Muders: By running the German small-mid cap fund in a very active way, we are also active in derivatives. If we come for instance to the conclusion that a set-back in the market is due, we have to consider how we can profit from that and position the portfolio more defensively. The way to do that has been by using derivatives.

There are only imperfect hedges for German small stocks, so together with the derivatives desk we found a way around that issue by looking at correlations, shorting sector futures, and implementing put spreads on the DAX. We have come a long way on those strategies since Christoph joined.

We now take a pro-active approach so the traders come to me. They now know what I am thinking and what I expect from the market and are able to come up with ideas of how to implement strategies more efficiently.

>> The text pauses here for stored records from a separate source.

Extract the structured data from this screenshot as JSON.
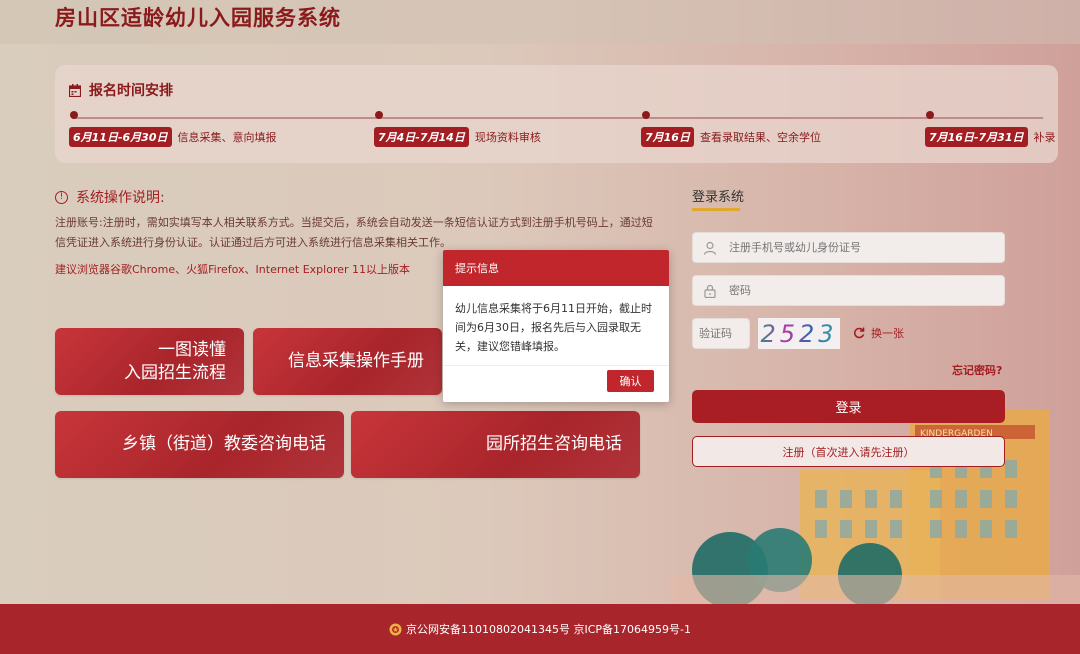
{
  "header": {
    "title": "房山区适龄幼儿入园服务系统"
  },
  "schedule": {
    "title": "报名时间安排",
    "items": [
      {
        "date": "6月11日-6月30日",
        "text": "信息采集、意向填报"
      },
      {
        "date": "7月4日-7月14日",
        "text": "现场资料审核"
      },
      {
        "date": "7月16日",
        "text": "查看录取结果、空余学位"
      },
      {
        "date": "7月16日-7月31日",
        "text": "补录"
      }
    ]
  },
  "instructions": {
    "title": "系统操作说明:",
    "body": "注册账号:注册时，需如实填写本人相关联系方式。当提交后，系统会自动发送一条短信认证方式到注册手机号码上，通过短信凭证进入系统进行身份认证。认证通过后方可进入系统进行信息采集相关工作。",
    "browser_note": "建议浏览器谷歌Chrome、火狐Firefox、Internet Explorer 11以上版本"
  },
  "tiles": {
    "flow_line1": "一图读懂",
    "flow_line2": "入园招生流程",
    "manual": "信息采集操作手册",
    "town_phone": "乡镇（街道）教委咨询电话",
    "kinder_phone": "园所招生咨询电话"
  },
  "login": {
    "title": "登录系统",
    "username_placeholder": "注册手机号或幼儿身份证号",
    "password_placeholder": "密码",
    "captcha_placeholder": "验证码",
    "captcha_text": "2523",
    "refresh_label": "换一张",
    "forgot_label": "忘记密码?",
    "login_label": "登录",
    "register_label": "注册（首次进入请先注册）"
  },
  "modal": {
    "title": "提示信息",
    "body": "幼儿信息采集将于6月11日开始，截止时间为6月30日，报名先后与入园录取无关，建议您错峰填报。",
    "ok_label": "确认"
  },
  "footer": {
    "text": "京公网安备11010802041345号 京ICP备17064959号-1"
  },
  "decoration": {
    "sign_text": "KINDERGARDEN"
  },
  "colors": {
    "primary": "#a8252b",
    "accent": "#e0a830"
  }
}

How has your use of equity derivatives changed over the past decade?

Muders: Because we apply technical analysis and proprietary models along with working on the top-down macro developments on the fund, we have an edge here. We have put that together over the last 10 years to get a more timely view of market developments. So I would say I am a much more frequent user of equity derivatives now than I was 10 years ago.

Hock: From a PM’s perspective you have various sources to generate alpha for your fund and smart use of derivatives is definitely one of these sources. You don’t need to trade equity derivatives on a daily basis inside out, but just knowing you have the ability in certain situations to improve your performance, that is the kind of approach you should have when it comes to derivatives trading.

The derivatives industry has been subject to sweeping regulatory change. How are you keeping on top of the changes and adapting the Europe’s new rules?

Hock: I joined Union Investment in April 2014 and I had already been involved in my first meeting on MiFID II just a couple of weeks into the role. When looking at my weekly schedule now, every second or third meeting involves forthcoming regulations and the changes facing us as an asset manager in general and also changes for each individual asset class on top of that.

The consultation and the discussion papers from European Securities and Markets Authority (ESMA) were published earlier in 2014 and the buy- and sell-side have had the chance to give their views on the regulatory changes. We have been quite vocal and pro-active in this space, sharing very openly our views.

I feel like in terms of regulation we are quite ahead of the curve because there are some real game changes surrounding access to certain venues and liquidity, so it is important for us to be in constant discussion with the various asset manager associations, regulators like the German BaFin, and also our brokers. This will definitely be a topic we are talking about for a long time with MIFID II coming into force in 2017.